Legislators went home after the House voted to approve a congressional map that essentially preserves the status quo, keeping all 11 congressmen in their districts and simply expanding those districts where needed to reach ideal population levels.
The Senate took the House bill and amended it with a Senate Democratic congressional map, which is different from the House version. The Senate plan makes the 4th District a majority-minority district, and makes the 3rd district a minority-influence district (the 3rd is currently the state's only majority-minority district).
The Senate Privileges and Elections Committee voted--9-6 along party lines--to approve the Senate plan, but senators did not debate it nor vote on it on the Senate floor yesterday.
The House Republican plan comes from Del. Bill Janis, R-Goochland, who said he consulted all 11 congressmen about their own district lines in preparing his map.
"I didn't believe the purpose of this legislation should be to overturn the will of the electorate as it was expressed in 2010," Janis said during House debate over his bill.
His map puts more black voters into the 3rd District, rather than drawing lines that increase minority influence in other districts.
Some House Democrats were upset about that.
"Why wouldn't you do that if you had the ability to do it?" asked House Minority Leader Del. Ward Armstrong, D-Henry, about the prospect of a minority-influence district.
Armstrong said Janis should have looked harder at minority populations and voting patterns.

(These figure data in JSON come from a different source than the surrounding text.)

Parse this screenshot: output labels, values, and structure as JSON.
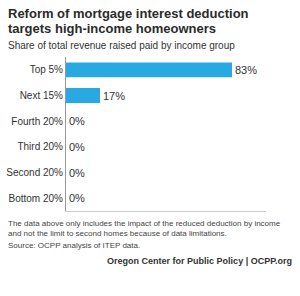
{
  "chart_data": {
    "type": "bar",
    "orientation": "horizontal",
    "title": "Reform of mortgage interest deduction targets high-income homeowners",
    "subtitle": "Share of total revenue raised paid by income group",
    "categories": [
      "Top 5%",
      "Next 15%",
      "Fourth 20%",
      "Third 20%",
      "Second 20%",
      "Bottom 20%"
    ],
    "values": [
      83,
      17,
      0,
      0,
      0,
      0
    ],
    "value_labels": [
      "83%",
      "17%",
      "0%",
      "0%",
      "0%",
      "0%"
    ],
    "data_labels": true,
    "color": "#29a9e1",
    "xlim": [
      0,
      100
    ],
    "tick_labels": "y",
    "grid": false,
    "annotations": [
      "The data above only includes the impact of the reduced deduction by income and not the limit to second homes because of data limitations.",
      "Source: OCPP analysis of ITEP data.",
      "Oregon Center for Public Policy | OCPP.org"
    ]
  }
}
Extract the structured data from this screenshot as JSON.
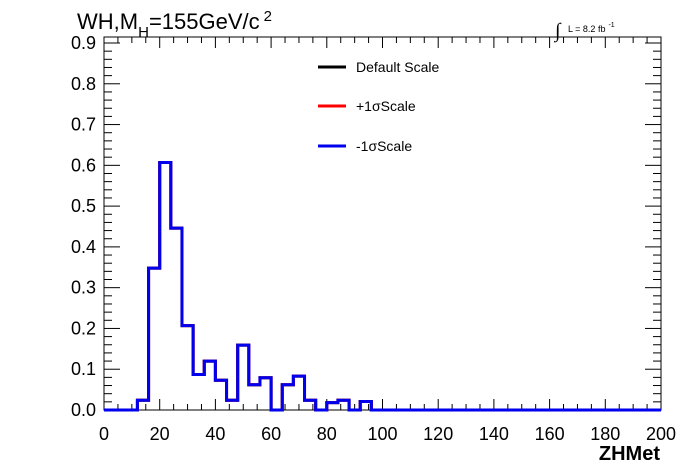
{
  "title": {
    "main": "WH,M",
    "subscript": "H",
    "suffix": "=155GeV/c",
    "superscript": "2"
  },
  "luminosity": {
    "integral_symbol": "∫",
    "text": "L = 8.2 fb",
    "superscript": "-1"
  },
  "chart_data": {
    "type": "line",
    "xlabel": "ZHMet",
    "ylabel": "",
    "xlim": [
      0,
      200
    ],
    "ylim": [
      0,
      0.92
    ],
    "x_ticks": [
      0,
      20,
      40,
      60,
      80,
      100,
      120,
      140,
      160,
      180,
      200
    ],
    "x_tick_labels": [
      "0",
      "20",
      "40",
      "60",
      "80",
      "100",
      "120",
      "140",
      "160",
      "180",
      "200"
    ],
    "y_ticks": [
      0.0,
      0.1,
      0.2,
      0.3,
      0.4,
      0.5,
      0.6,
      0.7,
      0.8,
      0.9
    ],
    "y_tick_labels": [
      "0.0",
      "0.1",
      "0.2",
      "0.3",
      "0.4",
      "0.5",
      "0.6",
      "0.7",
      "0.8",
      "0.9"
    ],
    "bin_width": 4,
    "bin_edges_start": 0,
    "legend_position": "top-center",
    "series": [
      {
        "name": "Default Scale",
        "color": "#000000",
        "values": [
          0,
          0,
          0,
          0.024,
          0.348,
          0.607,
          0.446,
          0.207,
          0.087,
          0.12,
          0.073,
          0.024,
          0.159,
          0.062,
          0.079,
          0,
          0.062,
          0.083,
          0.024,
          0,
          0.018,
          0.024,
          0,
          0.021,
          0,
          0,
          0,
          0,
          0,
          0,
          0,
          0,
          0,
          0,
          0,
          0,
          0,
          0,
          0,
          0,
          0,
          0,
          0,
          0,
          0,
          0,
          0,
          0,
          0,
          0
        ]
      },
      {
        "name": "+1σScale",
        "color": "#ff0000",
        "values": [
          0,
          0,
          0,
          0.024,
          0.348,
          0.607,
          0.446,
          0.207,
          0.087,
          0.12,
          0.073,
          0.024,
          0.159,
          0.062,
          0.079,
          0,
          0.062,
          0.083,
          0.024,
          0,
          0.018,
          0.024,
          0,
          0.021,
          0,
          0,
          0,
          0,
          0,
          0,
          0,
          0,
          0,
          0,
          0,
          0,
          0,
          0,
          0,
          0,
          0,
          0,
          0,
          0,
          0,
          0,
          0,
          0,
          0,
          0
        ]
      },
      {
        "name": "-1σScale",
        "color": "#0000ee",
        "values": [
          0,
          0,
          0,
          0.024,
          0.348,
          0.607,
          0.446,
          0.207,
          0.087,
          0.12,
          0.073,
          0.024,
          0.159,
          0.062,
          0.079,
          0,
          0.062,
          0.083,
          0.024,
          0,
          0.018,
          0.024,
          0,
          0.021,
          0,
          0,
          0,
          0,
          0,
          0,
          0,
          0,
          0,
          0,
          0,
          0,
          0,
          0,
          0,
          0,
          0,
          0,
          0,
          0,
          0,
          0,
          0,
          0,
          0,
          0
        ]
      }
    ]
  }
}
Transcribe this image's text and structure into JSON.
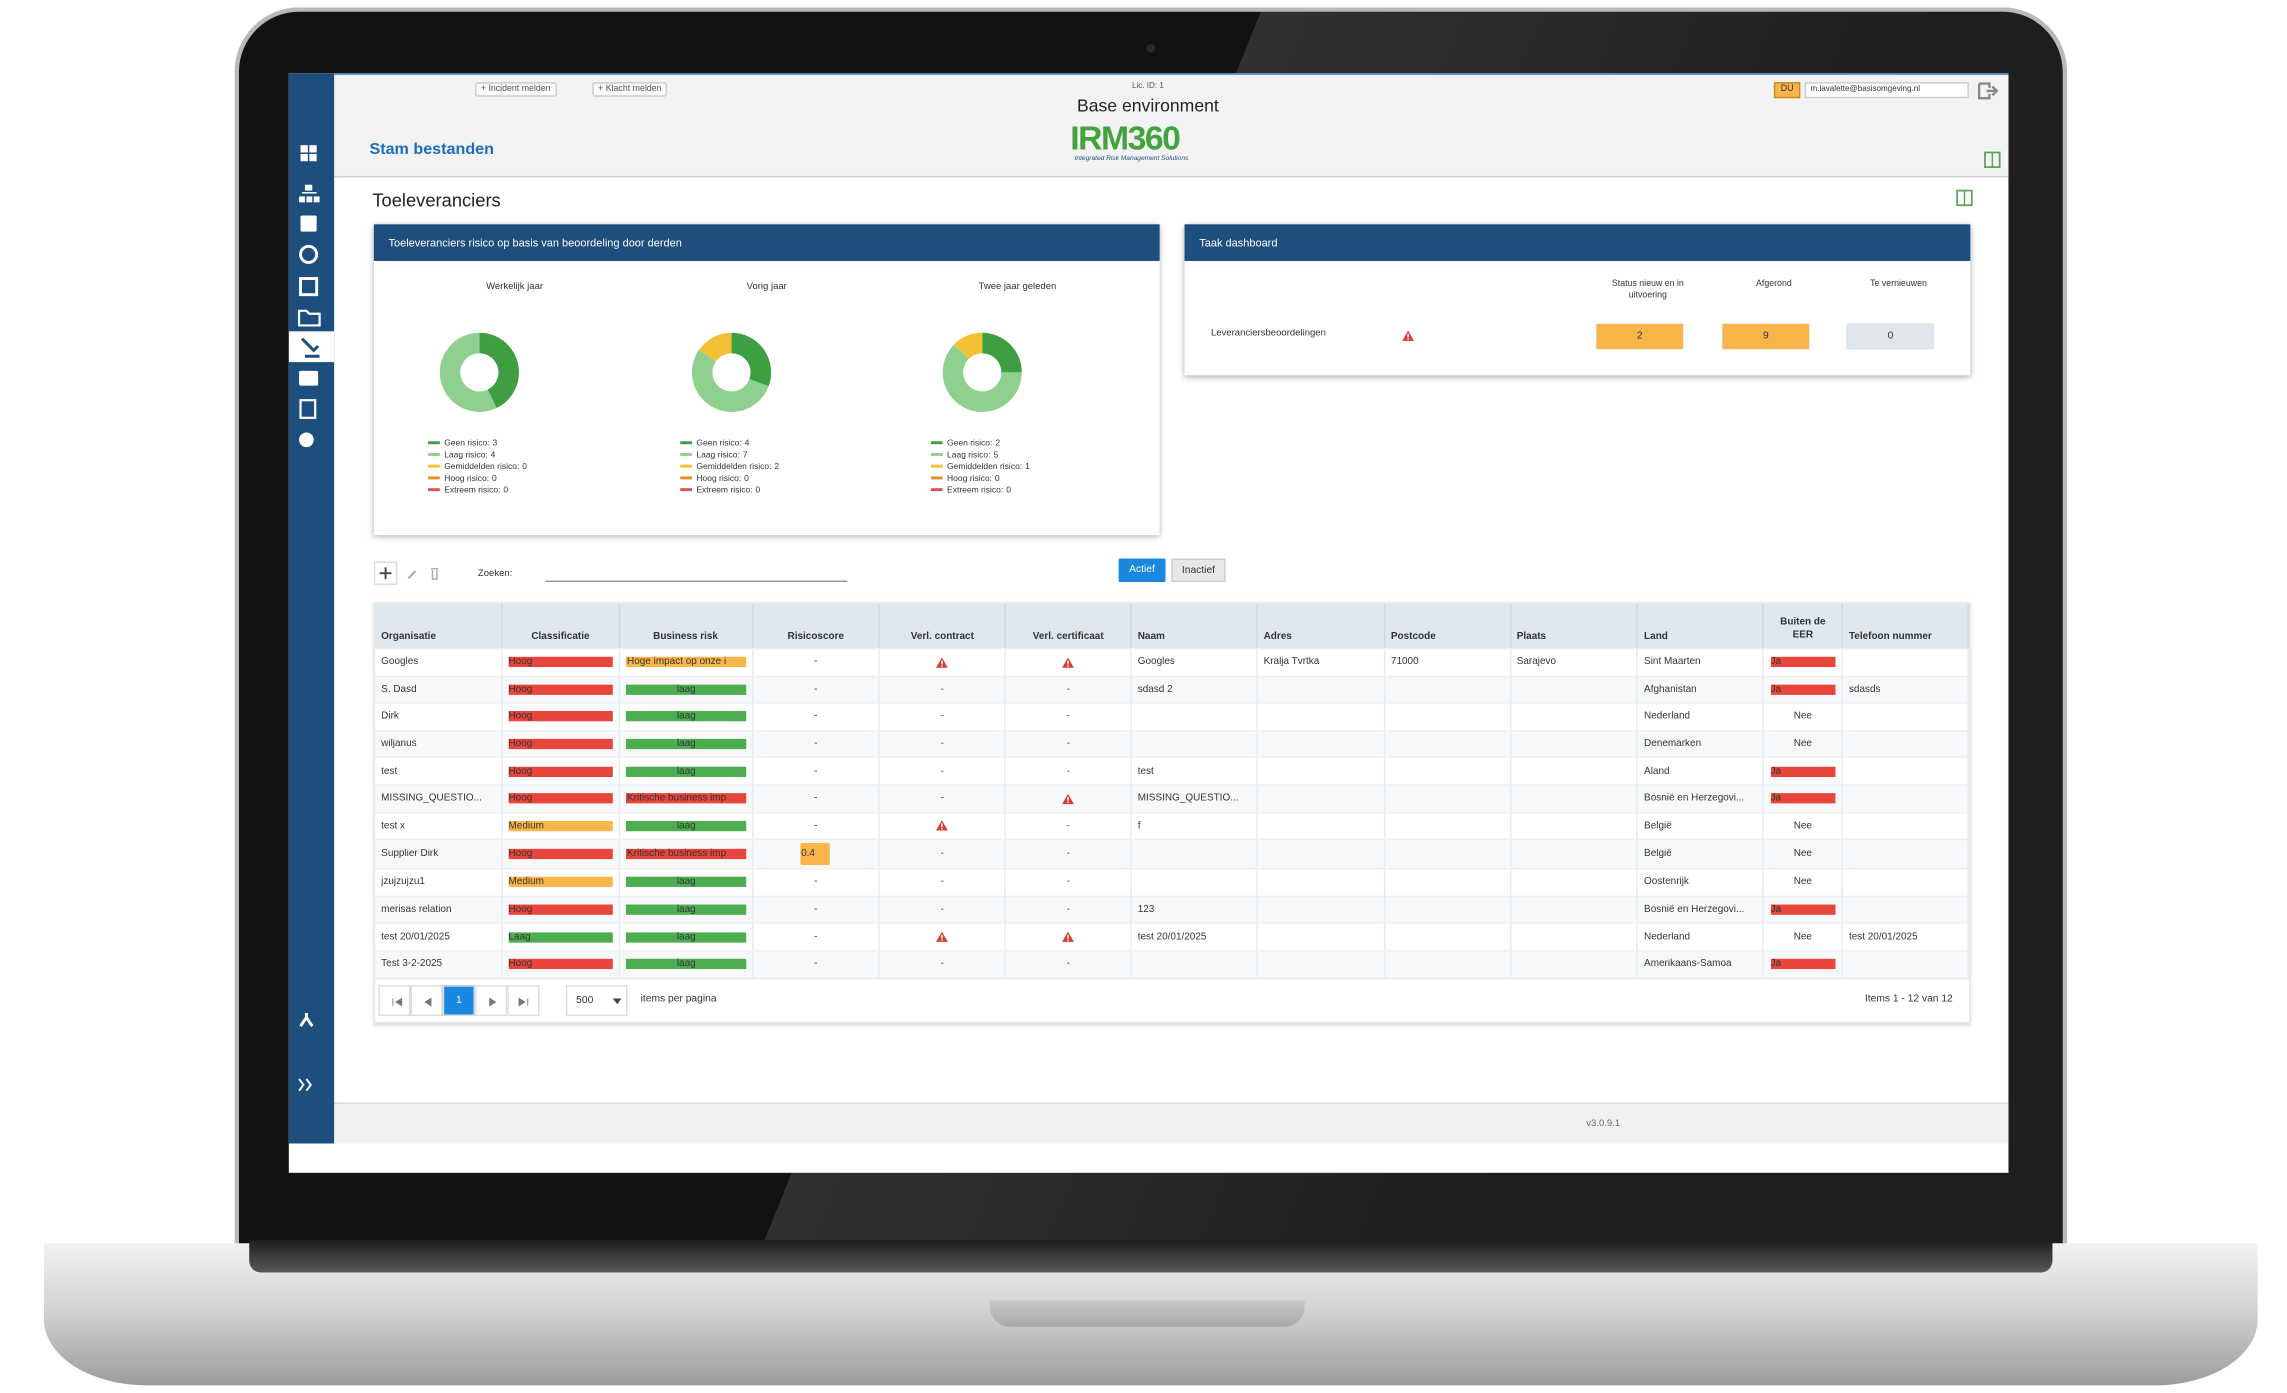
{
  "header": {
    "buttons": [
      "+ Incident melden",
      "+ Klacht melden"
    ],
    "license": "Lic. ID: 1",
    "environment": "Base environment",
    "logo": "IRM360",
    "logo_tagline": "Integrated Risk Management Solutions",
    "section": "Stam bestanden",
    "user_initials": "DU",
    "user_email": "m.lavalette@basisomgeving.nl"
  },
  "page_title": "Toeleveranciers",
  "risk_panel": {
    "title": "Toeleveranciers risico op basis van beoordeling door derden",
    "categories": [
      "Geen risico:",
      "Laag risico:",
      "Gemiddelden risico:",
      "Hoog risico:",
      "Extreem risico:"
    ],
    "colors": [
      "#3e9e42",
      "#8fd08f",
      "#f4c136",
      "#f08c2e",
      "#d9534f"
    ],
    "charts": [
      {
        "title": "Werkelijk jaar",
        "values": [
          3,
          4,
          0,
          0,
          0
        ]
      },
      {
        "title": "Vorig jaar",
        "values": [
          4,
          7,
          2,
          0,
          0
        ]
      },
      {
        "title": "Twee jaar geleden",
        "values": [
          2,
          5,
          1,
          0,
          0
        ]
      }
    ]
  },
  "task_panel": {
    "title": "Taak dashboard",
    "columns": [
      "Status nieuw en in uitvoering",
      "Afgerond",
      "Te vernieuwen"
    ],
    "colors": [
      "#f9b54a",
      "#f9b54a",
      "#dfe6ee"
    ],
    "rows": [
      {
        "label": "Leveranciersbeoordelingen",
        "values": [
          2,
          9,
          0
        ]
      }
    ]
  },
  "toolbar": {
    "search_label": "Zoeken:",
    "tabs": [
      "Actief",
      "Inactief"
    ]
  },
  "table": {
    "badge_colors": {
      "red": "#e8453c",
      "orange": "#f9b54a",
      "green": "#4cae50"
    },
    "columns": [
      "Organisatie",
      "Classificatie",
      "Business risk",
      "Risicoscore",
      "Verl. contract",
      "Verl. certificaat",
      "Naam",
      "Adres",
      "Postcode",
      "Plaats",
      "Land",
      "Buiten de EER",
      "Telefoon nummer"
    ],
    "rows": [
      [
        "Googles",
        {
          "text": "Hoog",
          "badge": "red"
        },
        {
          "text": "Hoge impact op onze i",
          "badge": "orange"
        },
        "-",
        true,
        true,
        "Googles",
        "Kralja Tvrtka",
        "71000",
        "Sarajevo",
        "Sint Maarten",
        {
          "text": "Ja",
          "badge": "red"
        },
        null
      ],
      [
        "S. Dasd",
        {
          "text": "Hoog",
          "badge": "red"
        },
        {
          "text": "laag",
          "badge": "green"
        },
        "-",
        "-",
        "-",
        "sdasd 2",
        null,
        null,
        null,
        "Afghanistan",
        {
          "text": "Ja",
          "badge": "red"
        },
        "sdasds"
      ],
      [
        "Dirk",
        {
          "text": "Hoog",
          "badge": "red"
        },
        {
          "text": "laag",
          "badge": "green"
        },
        "-",
        "-",
        "-",
        null,
        null,
        null,
        null,
        "Nederland",
        "Nee",
        null
      ],
      [
        "wiljanus",
        {
          "text": "Hoog",
          "badge": "red"
        },
        {
          "text": "laag",
          "badge": "green"
        },
        "-",
        "-",
        "-",
        null,
        null,
        null,
        null,
        "Denemarken",
        "Nee",
        null
      ],
      [
        "test",
        {
          "text": "Hoog",
          "badge": "red"
        },
        {
          "text": "laag",
          "badge": "green"
        },
        "-",
        "-",
        "-",
        "test",
        null,
        null,
        null,
        "Åland",
        {
          "text": "Ja",
          "badge": "red"
        },
        null
      ],
      [
        "MISSING_QUESTIO...",
        {
          "text": "Hoog",
          "badge": "red"
        },
        {
          "text": "Kritische business imp",
          "badge": "red"
        },
        "-",
        "-",
        true,
        "MISSING_QUESTIO...",
        null,
        null,
        null,
        "Bosnië en Herzegovi...",
        {
          "text": "Ja",
          "badge": "red"
        },
        null
      ],
      [
        "test x",
        {
          "text": "Medium",
          "badge": "orange"
        },
        {
          "text": "laag",
          "badge": "green"
        },
        "-",
        true,
        "-",
        "f",
        null,
        null,
        null,
        "België",
        "Nee",
        null
      ],
      [
        "Supplier Dirk",
        {
          "text": "Hoog",
          "badge": "red"
        },
        {
          "text": "Kritische business imp",
          "badge": "red"
        },
        {
          "text": 0.4,
          "badge": "orange"
        },
        "-",
        "-",
        null,
        null,
        null,
        null,
        "België",
        "Nee",
        null
      ],
      [
        "jzujzujzu1",
        {
          "text": "Medium",
          "badge": "orange"
        },
        {
          "text": "laag",
          "badge": "green"
        },
        "-",
        "-",
        "-",
        null,
        null,
        null,
        null,
        "Oostenrijk",
        "Nee",
        null
      ],
      [
        "merisas relation",
        {
          "text": "Hoog",
          "badge": "red"
        },
        {
          "text": "laag",
          "badge": "green"
        },
        "-",
        "-",
        "-",
        "123",
        null,
        null,
        null,
        "Bosnië en Herzegovi...",
        {
          "text": "Ja",
          "badge": "red"
        },
        null
      ],
      [
        "test 20/01/2025",
        {
          "text": "Laag",
          "badge": "green"
        },
        {
          "text": "laag",
          "badge": "green"
        },
        "-",
        true,
        true,
        "test 20/01/2025",
        null,
        null,
        null,
        "Nederland",
        "Nee",
        "test 20/01/2025"
      ],
      [
        "Test 3-2-2025",
        {
          "text": "Hoog",
          "badge": "red"
        },
        {
          "text": "laag",
          "badge": "green"
        },
        "-",
        "-",
        "-",
        null,
        null,
        null,
        null,
        "Amerikaans-Samoa",
        {
          "text": "Ja",
          "badge": "red"
        },
        null
      ]
    ]
  },
  "pager": {
    "page": "1",
    "page_size": "500",
    "per_page_label": "items per pagina",
    "summary": "Items 1 - 12 van 12"
  },
  "footer": {
    "version": "v3.0.9.1"
  }
}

"What you have here today is business as usual, just like redistricting was done 10 years ago and 20 years ago, all the way back to Patrick Henry gerrymandering Madison," Armstrong said.
The House voted 71-23 in support of Janis' plan.
That will put the House in conflict with the Senate plan when lawmakers return.
The Senate bill, sponsored by Sen. Mamie Locke, D-Hampton, creates two districts with strong minority populations. Unlike Janis, she consulted only one congressman, Rep. Bobby Scott, D-3rd, the state's lone black congressman.
Locke said her central objective in drawing her map was to "ensure that there's an opportunity for minority voters to vote for a candidate of their choice."